Pour l’amour d’une île est l’histoire de Marine, jeune médecin généraliste, revenue sur son île natale pour reprendre la suite du seul et unique cabinet médical de l’île. Cependant, rien ne va se passer comme elle l’aurait espéré … Pour comprendre, il faut remonter en arrière, et fouiller dans la jeunesse de Marine.

Ce roman est découpé en deux parties : la première où Marine est la narratrice, lorsqu’elle a 16 ans, et la seconde où le narrateur est omniprésent. Le changement de narrateur n’est, ici, pas dérangeant. Durant la première partie, Marine nous raconte sa vie, auprès de son grand-père et de son frère. Ils vivent sur une petite île, en Bretagne. Qui dit petit île, dit commérages et ragots à tout va. L’auteure dresse le quotidien de la vie d’un petit village : tout le monde se connait, tout le sait tout mieux que les autres. Un roman sur la Bretagne profonde, qui appelle à découvrir cette région de part les magnifiques descriptions. L’histoire en elle même est parfaitement menée. Du suspens, des révélations : un cocktail détonnant !
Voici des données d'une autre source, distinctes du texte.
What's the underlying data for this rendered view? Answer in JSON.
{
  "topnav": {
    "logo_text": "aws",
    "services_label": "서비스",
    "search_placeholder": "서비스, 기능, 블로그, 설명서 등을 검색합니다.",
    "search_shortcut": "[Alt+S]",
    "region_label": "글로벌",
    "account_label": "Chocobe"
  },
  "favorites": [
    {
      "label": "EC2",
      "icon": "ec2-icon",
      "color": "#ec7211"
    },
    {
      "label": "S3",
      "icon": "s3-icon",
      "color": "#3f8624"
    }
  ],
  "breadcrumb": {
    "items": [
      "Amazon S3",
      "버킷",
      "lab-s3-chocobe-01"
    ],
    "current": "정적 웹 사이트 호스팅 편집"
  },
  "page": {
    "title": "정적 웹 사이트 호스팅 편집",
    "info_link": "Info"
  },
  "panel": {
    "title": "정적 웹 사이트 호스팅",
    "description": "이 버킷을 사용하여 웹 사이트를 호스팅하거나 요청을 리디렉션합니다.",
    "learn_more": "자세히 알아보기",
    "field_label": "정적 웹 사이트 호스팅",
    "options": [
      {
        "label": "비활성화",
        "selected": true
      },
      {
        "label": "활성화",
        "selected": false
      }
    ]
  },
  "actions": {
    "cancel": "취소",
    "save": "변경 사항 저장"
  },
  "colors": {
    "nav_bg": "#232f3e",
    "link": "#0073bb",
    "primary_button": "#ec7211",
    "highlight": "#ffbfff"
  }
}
La lecture est fluide, rapide, tentatrice, entraînante. Chaque sentiments y sont présents : l’amour, la haine, la passion, la désillusion. Marine est une jeune femme qui ne se laisse pas faire, qui sait s’affirmer, ne se laisse pas marcher sur les pieds. J’aime son fort caractère, et l’histoire de ses parents y est pour quelque chose.

En résumé, une histoire très forte, sur un fond de Seconde Guerre Mondiale. Une île, un médecin, de l’amour, des secrets, de la trahison. Armelle Guilcher signe son premier roman avec finesse, délicatesse. Un récit touchant qui est un coup de cœur.